Putting aside the obvious folky traits of releasing an album of festive dirges by way of foreign-only WINTER CAROLS (2006) {*4}, BLACKMORE’S NIGHT were again in Midsummer Night’s Dream mood on SECRET VOYAGE (2008) {*4}, re-treading staples such as `Can’t Help Falling In Love’ (Elvis had indeed turned over) and `Far Far Away’ to embarrassing effect. Taking up with Sony Records, the pastoral and sentimental AUTUMN SKY (2010) {*6} gave off a Celtic-folk air; the strained cover of The KINKS’ `Celluloid Heroes’ showing what maybe a certain RAY DAVIES could’ve attempted – yeah, and with purple pigs flying high.
On the back of a solo set by CANDICE NIGHT (`Reflections’ 2011), and a Euro-friendly group double-CD, A KNIGHT IN YORK (2012) {*6}, 2013 saw yet another studio BLACKMORE’S NIGHT record, DANCER AND THE MOON {*6}. Bolstered by several neo-classical/folk cuts penned together, the husband-and-wife team tried their hand at three covers:- RANDY NEWMAN’s `I Think It’s Going To Rain Today’, URIAH HEEP’s `Lady In Black’ and the traditional `The Ashgrove’.
Medieval nights for medieval lords and ladies of 2015, ALL OUR YESTERDAYS {*6} was Ritchie and Candice’s chamber-rock taste of courteous Celtic-folk.
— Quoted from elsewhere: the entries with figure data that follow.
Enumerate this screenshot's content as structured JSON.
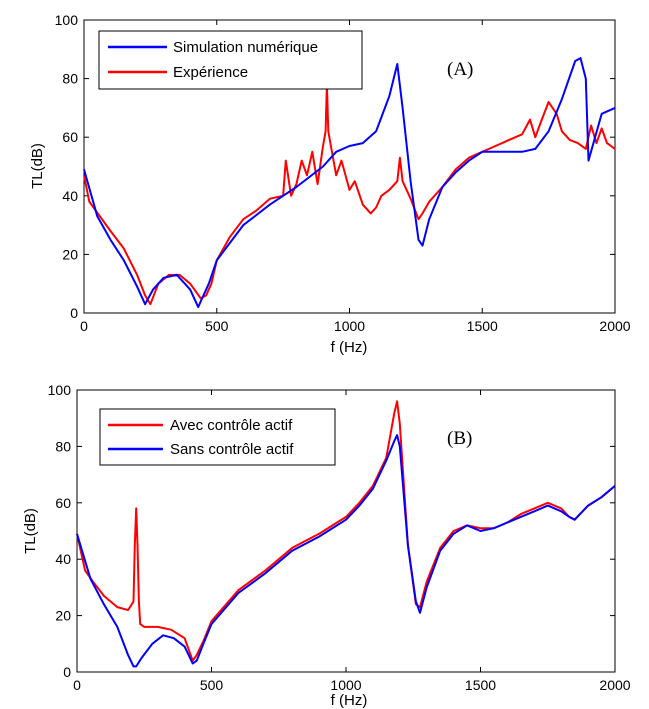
{
  "chart_data": [
    {
      "type": "line",
      "tag": "(A)",
      "xlabel": "f (Hz)",
      "ylabel": "TL(dB)",
      "xlim": [
        0,
        2000
      ],
      "ylim": [
        0,
        100
      ],
      "xticks": [
        0,
        500,
        1000,
        1500,
        2000
      ],
      "yticks": [
        0,
        20,
        40,
        60,
        80,
        100
      ],
      "grid": false,
      "legend_position": "top-left",
      "series": [
        {
          "name": "Simulation numérique",
          "color": "#0000ff",
          "x": [
            0,
            50,
            100,
            150,
            200,
            230,
            260,
            300,
            350,
            400,
            430,
            445,
            470,
            500,
            600,
            700,
            800,
            900,
            950,
            1000,
            1050,
            1100,
            1150,
            1180,
            1200,
            1230,
            1260,
            1275,
            1300,
            1350,
            1400,
            1450,
            1500,
            1550,
            1600,
            1650,
            1700,
            1750,
            1800,
            1850,
            1870,
            1890,
            1900,
            1950,
            2000
          ],
          "y": [
            49,
            33,
            25,
            18,
            9,
            3,
            8,
            12,
            13,
            8,
            2,
            5,
            10,
            18,
            30,
            37,
            43,
            50,
            55,
            57,
            58,
            62,
            74,
            85,
            70,
            45,
            25,
            23,
            32,
            43,
            48,
            52,
            55,
            55,
            55,
            55,
            56,
            62,
            73,
            86,
            87,
            80,
            52,
            68,
            70
          ]
        },
        {
          "name": "Expérience",
          "color": "#ff0000",
          "x": [
            0,
            20,
            60,
            100,
            150,
            200,
            230,
            250,
            280,
            320,
            360,
            400,
            440,
            460,
            480,
            500,
            550,
            600,
            650,
            700,
            750,
            760,
            780,
            800,
            820,
            840,
            860,
            880,
            900,
            910,
            915,
            920,
            930,
            950,
            970,
            1000,
            1020,
            1050,
            1080,
            1100,
            1120,
            1150,
            1180,
            1190,
            1200,
            1230,
            1260,
            1275,
            1300,
            1350,
            1400,
            1450,
            1500,
            1550,
            1600,
            1650,
            1680,
            1700,
            1720,
            1750,
            1780,
            1800,
            1830,
            1860,
            1890,
            1910,
            1930,
            1950,
            1970,
            2000
          ],
          "y": [
            47,
            38,
            33,
            28,
            22,
            13,
            6,
            3,
            10,
            13,
            13,
            10,
            5,
            6,
            10,
            18,
            26,
            32,
            35,
            39,
            40,
            52,
            40,
            44,
            52,
            47,
            55,
            44,
            57,
            62,
            78,
            62,
            57,
            47,
            52,
            42,
            45,
            37,
            34,
            36,
            40,
            42,
            45,
            53,
            45,
            39,
            32,
            34,
            38,
            43,
            49,
            53,
            55,
            57,
            59,
            61,
            66,
            60,
            65,
            72,
            68,
            62,
            59,
            58,
            56,
            64,
            58,
            63,
            58,
            56
          ]
        }
      ]
    },
    {
      "type": "line",
      "tag": "(B)",
      "xlabel": "f (Hz)",
      "ylabel": "TL(dB)",
      "xlim": [
        0,
        2000
      ],
      "ylim": [
        0,
        100
      ],
      "xticks": [
        0,
        500,
        1000,
        1500,
        2000
      ],
      "yticks": [
        0,
        20,
        40,
        60,
        80,
        100
      ],
      "grid": false,
      "legend_position": "top-left",
      "series": [
        {
          "name": "Avec contrôle actif",
          "color": "#ff0000",
          "x": [
            0,
            30,
            60,
            100,
            150,
            190,
            210,
            215,
            220,
            225,
            230,
            235,
            250,
            300,
            350,
            400,
            430,
            445,
            470,
            500,
            600,
            700,
            800,
            900,
            1000,
            1050,
            1100,
            1150,
            1180,
            1190,
            1200,
            1230,
            1260,
            1275,
            1300,
            1350,
            1400,
            1450,
            1500,
            1550,
            1600,
            1650,
            1700,
            1750,
            1800,
            1830,
            1850,
            1870,
            1900,
            1950,
            2000
          ],
          "y": [
            49,
            36,
            32,
            27,
            23,
            22,
            25,
            45,
            58,
            45,
            25,
            17,
            16,
            16,
            15,
            12,
            4,
            6,
            11,
            18,
            29,
            36,
            44,
            49,
            55,
            60,
            66,
            76,
            92,
            96,
            88,
            45,
            24,
            23,
            32,
            44,
            50,
            52,
            51,
            51,
            53,
            56,
            58,
            60,
            58,
            55,
            54,
            56,
            59,
            62,
            66
          ]
        },
        {
          "name": "Sans contrôle actif",
          "color": "#0000ff",
          "x": [
            0,
            50,
            100,
            150,
            190,
            210,
            220,
            240,
            280,
            320,
            360,
            400,
            430,
            445,
            470,
            500,
            600,
            700,
            800,
            900,
            1000,
            1050,
            1100,
            1150,
            1180,
            1190,
            1200,
            1230,
            1260,
            1275,
            1300,
            1350,
            1400,
            1450,
            1500,
            1550,
            1600,
            1650,
            1700,
            1750,
            1800,
            1830,
            1850,
            1870,
            1900,
            1950,
            2000
          ],
          "y": [
            49,
            33,
            24,
            16,
            6,
            2,
            2,
            5,
            10,
            13,
            12,
            9,
            3,
            4,
            10,
            17,
            28,
            35,
            43,
            48,
            54,
            59,
            65,
            75,
            82,
            84,
            80,
            45,
            25,
            21,
            30,
            43,
            49,
            52,
            50,
            51,
            53,
            55,
            57,
            59,
            57,
            55,
            54,
            56,
            59,
            62,
            66
          ]
        }
      ]
    }
  ]
}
On one side of the spectrum jig-a-jig friendly a la `Allan Yn N Fan’, the other grandiose and Baroque a la `Darker Shade Of Black’ (very PROCOL HARUM), the obvious couple to talk the talk were re-vamps of `Moonlight Shadow’ (from the pen of MIKE OLDFIELD) and SONNY & CHER’s `I Got You Babe’, both best suited for “Shrek V” – think on!